W niedzielę (28 maja) w zderzeniu dwóch pojazdów zginęło pięć osób. Prokurator Daniel Prokopowicz, rzecznik Prokuratury Okręgowej w Kielcach informuje, że mężczyzna został przesłuchany w charakterze podejrzanego w poniedziałek (29 maja) wieczorem.
– Usłyszał zarzut spowodowania wypadku drogowego ze skutkiem śmiertelnym w stanie nietrzeźwości i pod wpływem narkotyków. Jest to czyn zagrożony karą do 12 lat pozbawienia wolności – mówi Daniel Prokopowicz.
Prokuratura nie zdradza, jaką ilość alkoholu miał we krwi kierowca, w chwili zdarzenia.
– Nie podajemy obecnie szczegółowych informacji. Ustalenia, które poczyniliśmy pozwoliły przyjąć, że mężczyzna prowadził samochód w stanie nietrzeźwości. Przypomnę, że pobraliśmy do szczegółowych badań krew – dodaje prokurator.

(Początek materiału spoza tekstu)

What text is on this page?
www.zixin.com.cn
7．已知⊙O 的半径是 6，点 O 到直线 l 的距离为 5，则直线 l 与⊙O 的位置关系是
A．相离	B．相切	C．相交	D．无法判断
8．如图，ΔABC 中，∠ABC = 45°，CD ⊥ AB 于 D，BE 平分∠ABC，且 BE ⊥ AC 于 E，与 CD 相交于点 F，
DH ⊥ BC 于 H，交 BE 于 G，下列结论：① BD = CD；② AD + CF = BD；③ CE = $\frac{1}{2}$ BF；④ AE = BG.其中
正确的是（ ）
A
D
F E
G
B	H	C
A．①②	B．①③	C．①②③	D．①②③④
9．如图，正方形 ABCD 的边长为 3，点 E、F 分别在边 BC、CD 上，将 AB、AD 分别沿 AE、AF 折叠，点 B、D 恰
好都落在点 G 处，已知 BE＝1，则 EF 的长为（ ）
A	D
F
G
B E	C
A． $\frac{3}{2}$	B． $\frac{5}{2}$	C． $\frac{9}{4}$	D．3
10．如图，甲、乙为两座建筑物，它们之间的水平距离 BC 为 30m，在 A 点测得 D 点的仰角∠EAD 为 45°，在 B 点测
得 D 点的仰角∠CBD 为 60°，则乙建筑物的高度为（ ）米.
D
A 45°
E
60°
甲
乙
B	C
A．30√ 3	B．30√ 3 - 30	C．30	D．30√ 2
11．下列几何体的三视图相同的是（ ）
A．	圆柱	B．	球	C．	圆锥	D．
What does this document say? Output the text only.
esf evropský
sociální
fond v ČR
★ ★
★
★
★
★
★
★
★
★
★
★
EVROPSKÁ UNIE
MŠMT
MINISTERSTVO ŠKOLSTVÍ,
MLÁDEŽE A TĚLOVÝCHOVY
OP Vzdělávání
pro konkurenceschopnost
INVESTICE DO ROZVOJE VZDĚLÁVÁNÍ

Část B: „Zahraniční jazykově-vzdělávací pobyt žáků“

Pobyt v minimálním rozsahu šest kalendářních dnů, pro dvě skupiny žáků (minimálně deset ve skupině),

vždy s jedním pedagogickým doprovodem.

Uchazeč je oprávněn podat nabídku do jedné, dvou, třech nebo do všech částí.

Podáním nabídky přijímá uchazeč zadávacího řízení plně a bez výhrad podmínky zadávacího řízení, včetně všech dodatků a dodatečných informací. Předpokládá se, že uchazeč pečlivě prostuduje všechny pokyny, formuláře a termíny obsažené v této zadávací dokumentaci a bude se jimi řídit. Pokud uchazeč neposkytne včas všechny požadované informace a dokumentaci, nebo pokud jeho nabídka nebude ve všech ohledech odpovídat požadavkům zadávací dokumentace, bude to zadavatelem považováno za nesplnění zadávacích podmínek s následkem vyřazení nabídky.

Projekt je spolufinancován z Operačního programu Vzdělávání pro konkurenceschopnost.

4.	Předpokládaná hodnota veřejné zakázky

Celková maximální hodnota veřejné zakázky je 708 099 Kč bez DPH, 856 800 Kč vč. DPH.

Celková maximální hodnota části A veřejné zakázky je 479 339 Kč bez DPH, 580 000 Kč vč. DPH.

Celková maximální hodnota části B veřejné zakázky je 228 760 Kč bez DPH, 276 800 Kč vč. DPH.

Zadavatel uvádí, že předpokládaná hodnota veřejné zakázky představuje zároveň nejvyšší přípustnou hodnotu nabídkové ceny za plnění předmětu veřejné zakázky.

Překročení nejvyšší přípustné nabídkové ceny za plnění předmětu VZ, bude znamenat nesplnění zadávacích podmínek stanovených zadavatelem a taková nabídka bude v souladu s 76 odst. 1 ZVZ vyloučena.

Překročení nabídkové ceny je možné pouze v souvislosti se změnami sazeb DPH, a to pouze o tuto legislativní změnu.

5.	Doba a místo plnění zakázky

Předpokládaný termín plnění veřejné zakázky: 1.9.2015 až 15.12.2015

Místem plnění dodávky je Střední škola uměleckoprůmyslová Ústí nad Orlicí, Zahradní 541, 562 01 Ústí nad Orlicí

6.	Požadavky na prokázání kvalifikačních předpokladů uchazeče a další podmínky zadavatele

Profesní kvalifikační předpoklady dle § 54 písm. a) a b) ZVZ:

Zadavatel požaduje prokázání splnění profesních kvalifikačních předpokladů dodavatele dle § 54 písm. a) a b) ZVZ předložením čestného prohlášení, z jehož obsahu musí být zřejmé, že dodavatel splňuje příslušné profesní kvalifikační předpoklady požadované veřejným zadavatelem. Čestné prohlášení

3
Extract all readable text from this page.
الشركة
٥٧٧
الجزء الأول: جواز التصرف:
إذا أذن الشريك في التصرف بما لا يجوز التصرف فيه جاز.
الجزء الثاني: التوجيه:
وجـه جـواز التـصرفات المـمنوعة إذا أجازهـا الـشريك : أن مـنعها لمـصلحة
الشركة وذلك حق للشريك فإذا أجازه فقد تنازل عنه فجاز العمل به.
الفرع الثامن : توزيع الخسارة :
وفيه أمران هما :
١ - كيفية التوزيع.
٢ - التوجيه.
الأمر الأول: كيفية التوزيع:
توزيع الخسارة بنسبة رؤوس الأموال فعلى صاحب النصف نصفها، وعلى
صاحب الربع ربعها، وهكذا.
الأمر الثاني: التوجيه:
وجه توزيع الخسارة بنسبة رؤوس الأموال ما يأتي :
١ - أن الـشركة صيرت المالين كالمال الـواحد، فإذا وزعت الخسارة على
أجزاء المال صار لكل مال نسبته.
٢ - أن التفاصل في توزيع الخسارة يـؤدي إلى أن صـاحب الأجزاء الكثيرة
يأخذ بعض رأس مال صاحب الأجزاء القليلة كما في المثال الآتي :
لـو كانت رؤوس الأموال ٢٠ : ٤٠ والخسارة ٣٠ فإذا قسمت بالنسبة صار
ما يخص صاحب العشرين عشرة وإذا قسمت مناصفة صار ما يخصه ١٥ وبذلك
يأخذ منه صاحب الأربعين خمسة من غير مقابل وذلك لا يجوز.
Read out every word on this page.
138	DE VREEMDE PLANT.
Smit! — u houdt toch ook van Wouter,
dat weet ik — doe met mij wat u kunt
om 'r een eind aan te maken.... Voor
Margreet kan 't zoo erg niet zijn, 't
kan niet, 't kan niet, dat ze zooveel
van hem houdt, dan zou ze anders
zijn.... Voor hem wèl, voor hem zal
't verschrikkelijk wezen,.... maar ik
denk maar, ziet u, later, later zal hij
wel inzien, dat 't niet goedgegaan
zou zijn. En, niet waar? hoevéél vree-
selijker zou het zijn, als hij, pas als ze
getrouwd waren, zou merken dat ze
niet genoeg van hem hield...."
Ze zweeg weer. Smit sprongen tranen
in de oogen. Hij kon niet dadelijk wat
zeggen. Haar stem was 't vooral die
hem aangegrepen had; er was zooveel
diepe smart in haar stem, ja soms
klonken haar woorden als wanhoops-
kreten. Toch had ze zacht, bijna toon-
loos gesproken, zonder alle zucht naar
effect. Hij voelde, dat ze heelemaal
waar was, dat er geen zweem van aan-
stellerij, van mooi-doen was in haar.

W toku są także sekcje zwłok. Prokuratura zawnioskowała do sądu o tymczasowe aresztowanie podejrzanego. We wtorek (30 maja) sąd powinien rozpatrzeć ten wniosek.
Ze wstępnych ustaleń policji wynika, że 37-letni kierowca mercedesa stracił panowanie nad pojazdem, zjechał na przeciwny pas i uderzył czołowo w prawidłowo jadącego fiata punto. Śmierć na miejscu poniosło pięć osób: 72-letni kierowca fiata oraz czworo z nim podróżujących pasażerów. W pojeździe znajdował się także 15-letni chłopiec, który został ranny. Osoby te prawdopodobnie wracały z wesela.